The debate on corporate income taxes brings out a really nice teachable moment in that it provides an occasion to clarify the terrain of past present and likely future debates on macroeconomic policy. In what follows I will hew closely to the standard story, but what I intend to show is that even within the terms of the conventional collective memory there is an important contradiction that helps clarify what the real debate over corporate cuts ought to be about. Let me see if I can deliver.

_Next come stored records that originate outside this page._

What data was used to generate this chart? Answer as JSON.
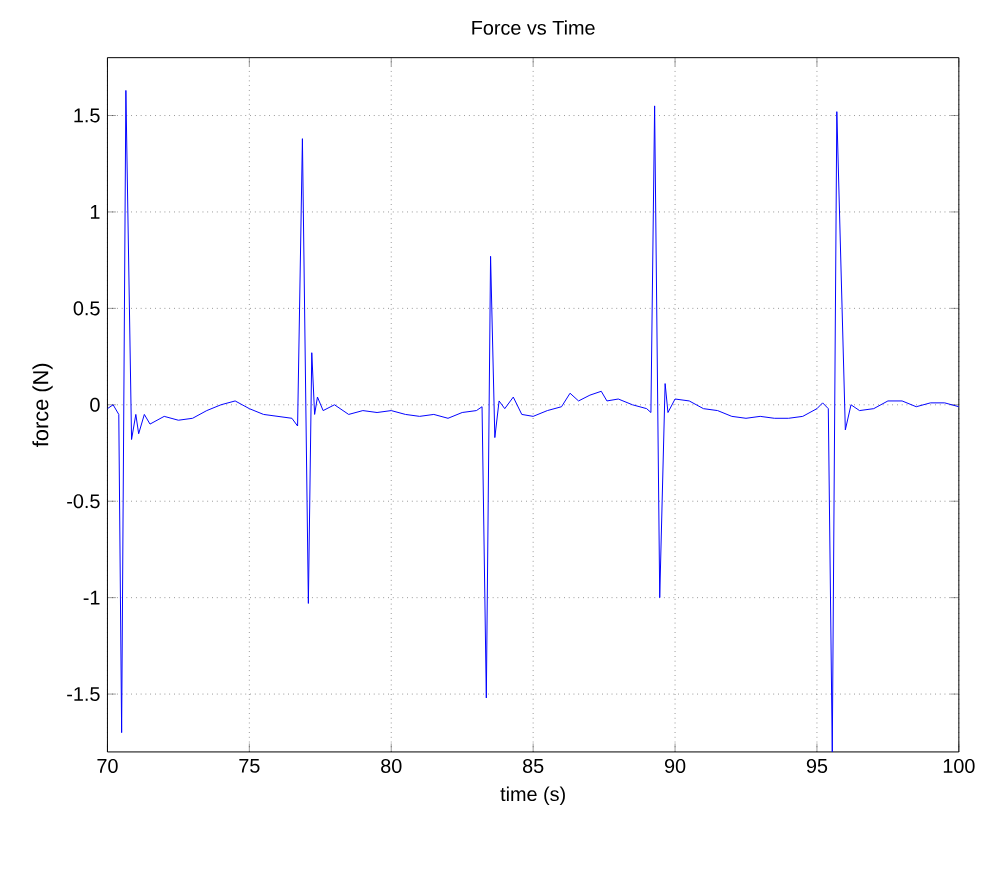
{
  "chart_data": {
    "type": "line",
    "title": "Force vs Time",
    "xlabel": "time (s)",
    "ylabel": "force (N)",
    "xlim": [
      70,
      100
    ],
    "ylim": [
      -1.8,
      1.8
    ],
    "xticks": [
      70,
      75,
      80,
      85,
      90,
      95,
      100
    ],
    "yticks": [
      -1.5,
      -1,
      -0.5,
      0,
      0.5,
      1,
      1.5
    ],
    "grid": true,
    "line_style": "solid",
    "marker": "none",
    "x": [
      70.0,
      70.2,
      70.4,
      70.5,
      70.65,
      70.85,
      71.0,
      71.1,
      71.3,
      71.5,
      72.0,
      72.5,
      73.0,
      73.5,
      74.0,
      74.5,
      75.0,
      75.5,
      76.0,
      76.5,
      76.7,
      76.87,
      77.08,
      77.2,
      77.3,
      77.4,
      77.6,
      78.0,
      78.5,
      79.0,
      79.5,
      80.0,
      80.5,
      81.0,
      81.5,
      82.0,
      82.5,
      83.0,
      83.2,
      83.35,
      83.5,
      83.65,
      83.8,
      84.0,
      84.3,
      84.6,
      85.0,
      85.5,
      86.0,
      86.3,
      86.6,
      87.0,
      87.4,
      87.6,
      88.0,
      88.5,
      89.0,
      89.15,
      89.28,
      89.46,
      89.65,
      89.75,
      90.0,
      90.5,
      91.0,
      91.5,
      92.0,
      92.5,
      93.0,
      93.5,
      94.0,
      94.5,
      95.0,
      95.2,
      95.4,
      95.54,
      95.7,
      96.0,
      96.2,
      96.5,
      97.0,
      97.5,
      98.0,
      98.5,
      99.0,
      99.5,
      100.0
    ],
    "series": [
      {
        "color": "#0000ff",
        "values": [
          -0.02,
          0.0,
          -0.05,
          -1.7,
          1.63,
          -0.18,
          -0.05,
          -0.15,
          -0.05,
          -0.1,
          -0.06,
          -0.08,
          -0.07,
          -0.03,
          0.0,
          0.02,
          -0.02,
          -0.05,
          -0.06,
          -0.07,
          -0.11,
          1.38,
          -1.03,
          0.27,
          -0.05,
          0.04,
          -0.03,
          0.0,
          -0.05,
          -0.03,
          -0.04,
          -0.03,
          -0.05,
          -0.06,
          -0.05,
          -0.07,
          -0.04,
          -0.03,
          -0.01,
          -1.52,
          0.77,
          -0.17,
          0.02,
          -0.02,
          0.04,
          -0.05,
          -0.06,
          -0.03,
          -0.01,
          0.06,
          0.02,
          0.05,
          0.07,
          0.02,
          0.03,
          0.0,
          -0.02,
          -0.04,
          1.55,
          -1.0,
          0.11,
          -0.04,
          0.03,
          0.02,
          -0.02,
          -0.03,
          -0.06,
          -0.07,
          -0.06,
          -0.07,
          -0.07,
          -0.06,
          -0.02,
          0.01,
          -0.02,
          -1.8,
          1.52,
          -0.13,
          0.0,
          -0.03,
          -0.02,
          0.02,
          0.02,
          -0.01,
          0.01,
          0.01,
          -0.01
        ]
      }
    ]
  }
}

The conventional account of history runs something like this. By the 1970s and early 80s unions had become too strong, unemployment insurance and welfare programs too generous and together they produced highly distorting macroeconomic outcomes: high unemployment, high inflation and low output (referred to at the time as stagflation). Let me just accept this account for argument sake because I think it represents the story in the back of the head of most policy makers and economists over forty. Let us represent this conventional story by line A in the diagram below. Notice the oscillating line around A. That represents the economic cycle. From the vantage point of policy makers and economists over forty the problem with the Keynesians is that they were preoccupied with stabilizing those oscillations when they should have been preoccupied with moving the economy towards line B. Line B represents an equilibrium in which both employment creation and output proceed in a balanced manner.
Point Y represents the bad equilibrium that Keynesians were unwittingly fixated. In their drive to stabilize the macro economy via employment they gave short thrift to output and thus created an inflationary environment which produced increasing high levels of unemployment, low levels of output and high levels of inflation. In time policy makers and economists shifted their attention away from cyclical stabilisation to structural change . That is, from attempting to smooth the oscillations around line A to moving the macroeconomic trajectory from line A to B.

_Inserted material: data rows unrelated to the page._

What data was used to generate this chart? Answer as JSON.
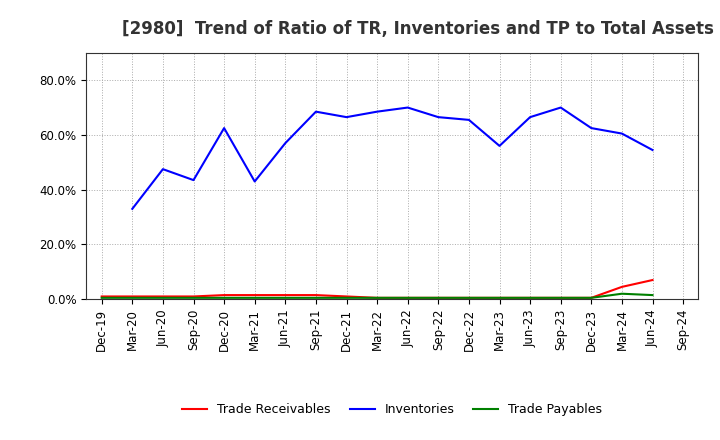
{
  "title": "[2980]  Trend of Ratio of TR, Inventories and TP to Total Assets",
  "x_labels": [
    "Dec-19",
    "Mar-20",
    "Jun-20",
    "Sep-20",
    "Dec-20",
    "Mar-21",
    "Jun-21",
    "Sep-21",
    "Dec-21",
    "Mar-22",
    "Jun-22",
    "Sep-22",
    "Dec-22",
    "Mar-23",
    "Jun-23",
    "Sep-23",
    "Dec-23",
    "Mar-24",
    "Jun-24",
    "Sep-24"
  ],
  "inventories": [
    null,
    33.0,
    47.5,
    43.5,
    62.5,
    43.0,
    57.0,
    68.5,
    66.5,
    68.5,
    70.0,
    66.5,
    65.5,
    56.0,
    66.5,
    70.0,
    62.5,
    60.5,
    54.5,
    null
  ],
  "trade_receivables": [
    1.0,
    1.0,
    1.0,
    1.0,
    1.5,
    1.5,
    1.5,
    1.5,
    1.0,
    0.5,
    0.5,
    0.5,
    0.5,
    0.5,
    0.5,
    0.5,
    0.5,
    4.5,
    7.0,
    null
  ],
  "trade_payables": [
    0.5,
    0.5,
    0.5,
    0.5,
    0.5,
    0.5,
    0.5,
    0.5,
    0.5,
    0.5,
    0.5,
    0.5,
    0.5,
    0.5,
    0.5,
    0.5,
    0.5,
    2.0,
    1.5,
    null
  ],
  "ylim": [
    0,
    90
  ],
  "yticks": [
    0,
    20,
    40,
    60,
    80
  ],
  "ytick_labels": [
    "0.0%",
    "20.0%",
    "40.0%",
    "60.0%",
    "80.0%"
  ],
  "line_colors": {
    "trade_receivables": "#ff0000",
    "inventories": "#0000ff",
    "trade_payables": "#008000"
  },
  "legend_labels": {
    "trade_receivables": "Trade Receivables",
    "inventories": "Inventories",
    "trade_payables": "Trade Payables"
  },
  "background_color": "#ffffff",
  "grid_color": "#aaaaaa",
  "title_fontsize": 12,
  "tick_fontsize": 8.5
}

Notice that point Y does not entail a lower level of employment but rather a higher level of output. And this was what was so seductive about the supply side arguments of that time. What they in fact said was that it was possible to maintain employment and increase output provided the appropriate structural reforms were undertaken. Everybody and I mean everybody wanted lower inflation and higher employment. And in the face of stagflation the punters got onside and away we went.
My argument is simply this. After the largely successful attack on trade unions was accomplished, after the reform of both welfare and unemployment insurance programs were completed and within the context of free trade and capital mobility the real impact of he structural changes was to move the economy to line C point Z. That is to say, even granting neoliberalism was not some radical attempt to reconfigure income and wealth distribution between economic classes the structural reforms were more successful than its antagonists imagined and thus instead of landing on trajectory B point Y we landed on trajectory C, point Z.
When therefore there is the call to cut corporate income taxes it explicitly assumes that the Canadian economy is still stuck on trajectory A point X. But if in fact we are on trajectory C, point Z; we are thus in fact stuck at a bad equilibrium. The move to further juice up output without a commitment to juice up employment is like the Keynesians of yore trying to smooth the oscillations around a bad equilibrium. But this time around it is employment which is lacking not output capacity.
What does this have to do with corporate tax cuts? Corporate income tax cuts are suppose to be a stimulus to increase the output capacity of the Canadian economy over the medium to long term. But if as is widely recognized output is not the problem but employment why are we even talking about supply side measures (i,e. corporate tax cuts)?
I think economists are still fighting the last war and not the war we are in. And as any historian of war will tell you an army that does so will loose.
Update: this is not as radical an idea as it may appear: see this article in the business section of the Globe online. The difference with Canada is that I think are debt growth is papering over the underlying bad equilibrium.